Picture the scene: clutching a Walter PPK like your life depended on it, you stealthily lurk around a corner of a science facility fully aware you're not alone.
It could be in an adjacent laboratory. Or back near a neatly stacked set of crates. The radar suggests as much. Warily, you turn around to check it out when a figure emerges from the shadows. Too late. You fire, aimlessly. BANG. Blood fills your vision faster than the elevator in The Shining, as the sassy trumpets from the Bond theme blare out, alerting you to the fact you’re no more. You put the controller down, high-five your friend on a mutually satisfactory double kill and go again.
Apologies...
Having spent countless hours of my youth wrapped up in the warm embrace of N64’s Goldeneye, it’s near impossible not to go full on Partridge - stood in his caravan, acting out the entire sequence of The Spy Who Loved Me in vivid detail - when relaying my formative experiences on this hallowed 1997 first-person shooter. Which, to paraphrase Alan, is also the best game ever made.
The strafing was exact, the auto-aim tantalising, and of course the weapons themselves beautiful (the brutal efficiency of the golden gun mode bordering on the sadomasochist). Where Rare's fiercely futuristic follow-up Perfect Dark had arguably too many bells and whistles, weighing its playability down with levels that were too large and guns that were too complicated, GoldenEye 007 really was perfect, balancing just the right variety of weaponry and simplicity of surroundings.
Even the soundtrack was magnificent (that industrial drip drop score from the Facility level still occasionally echoes in my head to this day), as were the graphics, far more than anything out there at time, making Mario’s efforts to maximise the Nintendo console’s capabilities look paltry in comparison. Back when first-person shooters were largely the preserve of PC gamers, and N64 games cartoonish, it was further ahead of the curve that it had any right to be.
Not least in detail. From that vertigo-inducing dam jump, to the moment you flatten an entire town with a tank, from fumbling around in a cramped vent above a gent's bathroom (who said the 'double-O' life was glamorous?) to running amok on a train, ducking and weaving between compartments as continuous gunfire shrills overhead, it was as though you were thrust headfirst into the very film itself - a premise countless spin-off titles have promised but so few have actually delivered.
Of course it helped that the game's developers had more than a licence to kill - they had the licence for the entire franchise, the keys to Fortress Fleming, pulling in not only the likes of Brosnan’s tuxedoed hunk and the eternally cragged face of Sean Bean for gamers to acquaint themselves with, but a host of old favourites too; among them the diminutive OddJob, who, if you selected for multiplayer, made you a big fat cheat.
And yet for all the frantic brilliance of single player mode (featuring more hyper-violent Russians than a group game at Euro 2016) GoldenEye 007 was all about the multiplayer.

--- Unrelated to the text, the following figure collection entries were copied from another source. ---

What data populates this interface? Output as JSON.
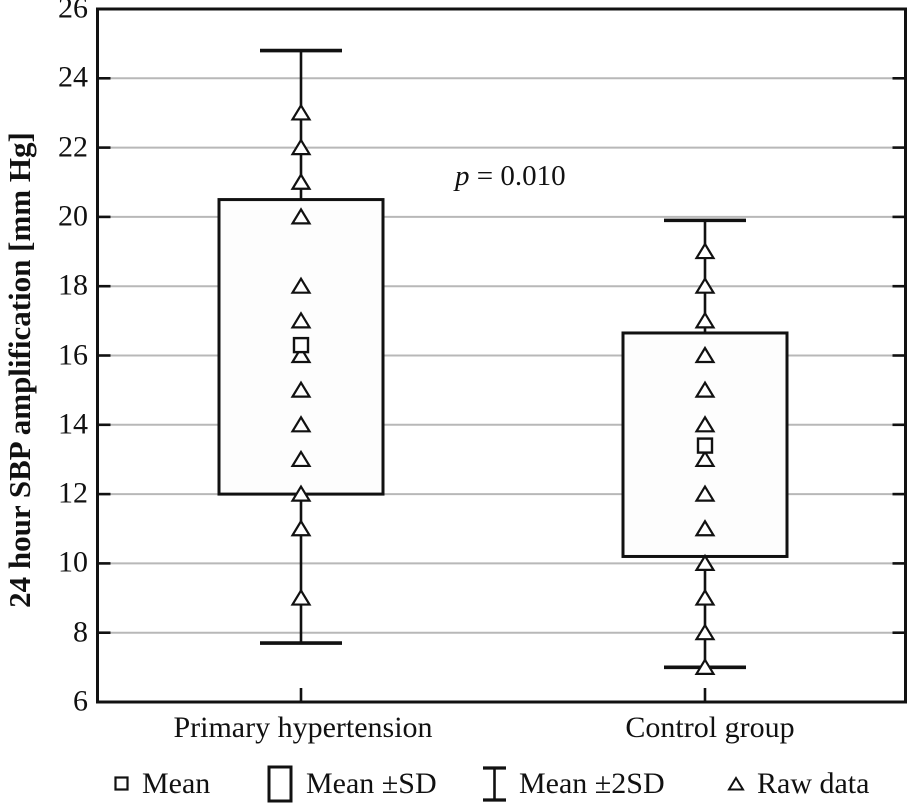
{
  "chart_data": {
    "type": "box",
    "subtype": "mean-sd-plot",
    "title": "",
    "xlabel": "",
    "ylabel": "24 hour SBP amplification [mm Hg]",
    "ylim": [
      6,
      26
    ],
    "yticks": [
      6,
      8,
      10,
      12,
      14,
      16,
      18,
      20,
      22,
      24,
      26
    ],
    "grid": true,
    "annotation": {
      "variable": "p",
      "rest": " = 0.010",
      "full": "p = 0.010"
    },
    "categories": [
      "Primary hypertension",
      "Control group"
    ],
    "groups": [
      {
        "label": "Primary hypertension",
        "mean": 16.3,
        "mean_minus_sd": 12.0,
        "mean_plus_sd": 20.5,
        "mean_minus_2sd": 7.7,
        "mean_plus_2sd": 24.8,
        "raw_data": [
          9,
          11,
          12,
          13,
          14,
          15,
          16,
          17,
          18,
          20,
          21,
          22,
          23
        ]
      },
      {
        "label": "Control group",
        "mean": 13.4,
        "mean_minus_sd": 10.2,
        "mean_plus_sd": 16.65,
        "mean_minus_2sd": 7.0,
        "mean_plus_2sd": 19.9,
        "raw_data": [
          7,
          8,
          9,
          10,
          11,
          12,
          13,
          14,
          15,
          16,
          17,
          18,
          19
        ]
      }
    ],
    "legend": {
      "position": "bottom",
      "items": [
        {
          "icon": "mean-square-icon",
          "label": "Mean"
        },
        {
          "icon": "sd-box-icon",
          "label": "Mean ±SD"
        },
        {
          "icon": "error-bar-icon",
          "label": "Mean ±2SD"
        },
        {
          "icon": "raw-data-triangle-icon",
          "label": "Raw data"
        }
      ]
    },
    "colors": {
      "axis": "#111111",
      "grid": "#b8b8b8",
      "box_fill": "#fdfdfd",
      "marker_fill": "#ffffff",
      "background": "#ffffff"
    }
  }
}
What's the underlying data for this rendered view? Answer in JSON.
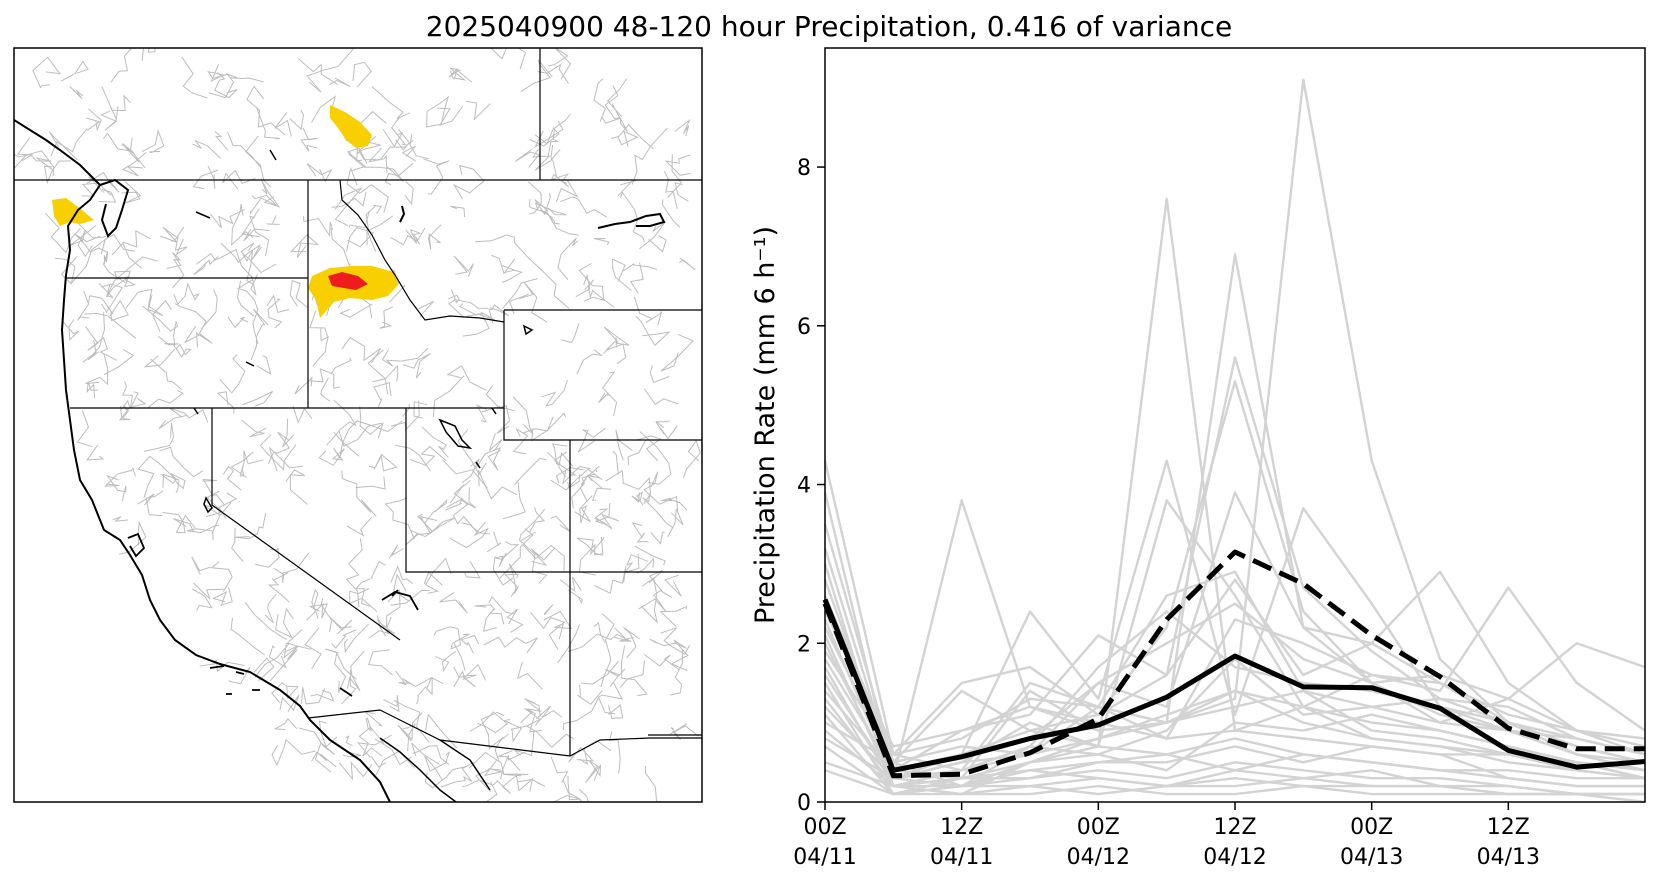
{
  "figure_title": "2025040900 48-120 hour Precipitation, 0.416 of variance",
  "map": {
    "highlight_colors": {
      "moderate": "#f8d000",
      "high": "#ee1c1c"
    },
    "basin_line_color": "#bdbdbd",
    "border_color": "#000000"
  },
  "chart_data": {
    "type": "line",
    "title": "",
    "xlabel": "",
    "ylabel": "Precipitation Rate (mm 6 h⁻¹)",
    "ylim": [
      0,
      9.5
    ],
    "yticks": [
      0,
      2,
      4,
      6,
      8
    ],
    "x": [
      0,
      6,
      12,
      18,
      24,
      30,
      36,
      42,
      48,
      54,
      60,
      66,
      72
    ],
    "xlim": [
      0,
      72
    ],
    "xticks": [
      0,
      12,
      24,
      36,
      48,
      60
    ],
    "xtick_labels": [
      [
        "00Z",
        "04/11"
      ],
      [
        "12Z",
        "04/11"
      ],
      [
        "00Z",
        "04/12"
      ],
      [
        "12Z",
        "04/12"
      ],
      [
        "00Z",
        "04/13"
      ],
      [
        "12Z",
        "04/13"
      ]
    ],
    "grid": false,
    "legend": "none",
    "member_color": "#d3d3d3",
    "members": [
      [
        4.3,
        0.6,
        0.4,
        1.5,
        1.2,
        1.0,
        1.4,
        1.2,
        1.0,
        0.9,
        0.7,
        0.5,
        0.4
      ],
      [
        3.9,
        0.3,
        3.8,
        1.2,
        1.0,
        0.8,
        0.9,
        0.8,
        0.7,
        0.6,
        0.6,
        0.5,
        0.3
      ],
      [
        3.5,
        0.5,
        0.2,
        0.5,
        0.7,
        7.6,
        0.9,
        1.2,
        0.8,
        0.7,
        0.6,
        0.4,
        0.3
      ],
      [
        3.2,
        0.4,
        0.3,
        1.4,
        0.9,
        1.0,
        6.9,
        2.2,
        1.5,
        1.1,
        0.9,
        0.6,
        0.4
      ],
      [
        3.0,
        0.2,
        0.1,
        0.5,
        0.8,
        1.0,
        1.3,
        9.1,
        4.3,
        1.8,
        1.0,
        0.7,
        0.5
      ],
      [
        2.8,
        0.4,
        0.6,
        2.4,
        1.3,
        4.3,
        1.1,
        3.7,
        2.5,
        1.2,
        0.9,
        0.8,
        0.6
      ],
      [
        2.6,
        0.6,
        1.5,
        1.7,
        1.1,
        1.6,
        5.6,
        2.7,
        1.9,
        1.3,
        1.0,
        0.8,
        0.6
      ],
      [
        2.4,
        0.7,
        0.9,
        1.1,
        2.1,
        1.6,
        2.8,
        1.6,
        2.0,
        2.9,
        1.5,
        0.9,
        0.6
      ],
      [
        2.3,
        0.3,
        0.5,
        1.0,
        0.7,
        3.8,
        2.6,
        1.2,
        1.6,
        1.4,
        2.7,
        1.5,
        0.9
      ],
      [
        2.2,
        0.5,
        1.4,
        0.9,
        1.1,
        2.2,
        5.3,
        2.4,
        1.5,
        1.0,
        1.3,
        2.0,
        1.7
      ],
      [
        2.1,
        0.2,
        0.4,
        0.6,
        1.5,
        1.2,
        3.9,
        2.2,
        2.0,
        1.5,
        1.1,
        0.9,
        0.8
      ],
      [
        2.0,
        0.3,
        0.2,
        0.7,
        1.7,
        2.4,
        1.7,
        1.5,
        1.4,
        1.2,
        1.0,
        0.7,
        0.5
      ],
      [
        1.9,
        0.6,
        0.8,
        1.3,
        1.2,
        2.6,
        2.9,
        1.4,
        1.2,
        1.3,
        1.2,
        0.8,
        0.6
      ],
      [
        1.8,
        0.4,
        0.6,
        0.8,
        1.5,
        2.0,
        2.5,
        1.8,
        1.5,
        1.6,
        1.3,
        0.9,
        0.7
      ],
      [
        1.7,
        0.2,
        0.3,
        0.5,
        0.6,
        0.9,
        1.8,
        1.1,
        1.2,
        1.0,
        0.9,
        0.6,
        0.4
      ],
      [
        1.6,
        0.3,
        0.5,
        0.6,
        0.8,
        1.1,
        1.4,
        1.0,
        0.8,
        0.7,
        0.5,
        0.4,
        0.3
      ],
      [
        1.5,
        0.1,
        0.2,
        0.4,
        0.5,
        0.6,
        0.8,
        0.6,
        0.5,
        0.4,
        0.3,
        0.2,
        0.2
      ],
      [
        1.4,
        0.4,
        0.9,
        1.2,
        0.9,
        1.0,
        1.2,
        1.4,
        0.9,
        0.8,
        0.6,
        0.5,
        0.4
      ],
      [
        1.3,
        0.2,
        0.3,
        0.3,
        0.4,
        0.3,
        0.5,
        0.4,
        0.3,
        0.3,
        0.2,
        0.1,
        0.1
      ],
      [
        1.2,
        0.3,
        0.4,
        0.7,
        0.6,
        0.4,
        1.0,
        0.9,
        1.1,
        0.9,
        0.7,
        0.5,
        0.3
      ],
      [
        1.1,
        0.1,
        0.1,
        0.2,
        0.3,
        0.2,
        0.3,
        0.2,
        0.2,
        0.2,
        0.1,
        0.1,
        0.1
      ],
      [
        1.0,
        0.5,
        0.7,
        0.6,
        1.2,
        0.8,
        2.3,
        2.0,
        1.6,
        1.5,
        1.0,
        0.6,
        0.5
      ],
      [
        0.9,
        0.2,
        0.2,
        0.3,
        0.5,
        0.5,
        0.7,
        0.5,
        0.7,
        0.6,
        0.3,
        0.2,
        0.2
      ],
      [
        0.8,
        0.3,
        0.6,
        0.9,
        0.7,
        0.6,
        0.4,
        0.6,
        0.5,
        0.4,
        0.4,
        0.3,
        0.3
      ],
      [
        0.7,
        0.1,
        0.3,
        0.4,
        0.3,
        0.2,
        0.2,
        0.3,
        0.4,
        0.2,
        0.2,
        0.1,
        0.1
      ],
      [
        0.5,
        0.2,
        0.1,
        0.1,
        0.2,
        0.1,
        0.1,
        0.2,
        0.1,
        0.1,
        0.1,
        0.1,
        0.1
      ],
      [
        0.4,
        0.1,
        0.2,
        0.2,
        0.1,
        0.2,
        0.4,
        0.3,
        0.2,
        0.2,
        0.1,
        0.1,
        0.0
      ]
    ],
    "series": [
      {
        "style": "solid",
        "color": "#000000",
        "values": [
          2.55,
          0.4,
          0.57,
          0.8,
          0.97,
          1.32,
          1.84,
          1.45,
          1.44,
          1.18,
          0.65,
          0.44,
          0.51
        ]
      },
      {
        "style": "dashed",
        "color": "#000000",
        "values": [
          2.5,
          0.33,
          0.35,
          0.62,
          1.05,
          2.3,
          3.15,
          2.75,
          2.1,
          1.58,
          0.93,
          0.67,
          0.67
        ]
      }
    ]
  }
}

If Doom was the forefather of co-op gaming, then this was the granddaddy of the death match, its wonderfully designed and – ahem – Complex levels seemingly opening up a new hidden passage or tactic with every showdown.
For that was the other beauty of the N64: unlike other consoles which required multitap for any more than two players, this one, with four ports already available, forced you to have four controllers. I doubt I’m alone in my unabashed appreciation for this deathmatch either. Ranging from 'Slappers Only’ to remote mines, the options were many and great. In fact drop any former player into its labyrinth of levels right now and I'd wager their instincts would kick in within seconds and they'd be scuttling off to some safe point to pick up a Kevlar vest before you had time to stir a Martini. Muscle memory from time gone by.
Because if you've never spent hours running around a sprawling temple dressed in a tuxedo attempting to judo chop a midget assassin then, frankly, you've never lived.
You want greatest impact? Blow the cobwebs off Space Invaders. You want the most cutting-edge graphics? Go fork out £50 on whichever shiny title the PlayStation 4 just spewed up. This one was, and still remains, the best of them all.
In 2014, US TV host Jimmy Fallon coaxed Pierce Brosnan into playing the classic game on a big screen in front of a studio audience, who seemed to derive more pleasure from the spectacle than he did; while in the same year, that menu bar which flashed up on 007’s watch whenever you paused in a mission came full circle (literally) when it was phased in for smart watch overlays - each nostalgic nod testament to the everlasting brilliance of a game I consider is the best ever made. Ahead of next year's 20th anniversary, who knows what nostalgia-tinged treats lie in store.
In the meantime, I implore you to dig the game out, as I have done this past weekend, giving my housemate a few beatings with Power Weapons - helpful reminder: RC-P90 are devastating; Klobbs are useless - and making him feel the warm lead of my Magnum (Oh, James!), to give it a play once again. It still holds up, no lie.
If you haven’t got a copy then get yourself on eBay. After all, you only live twice.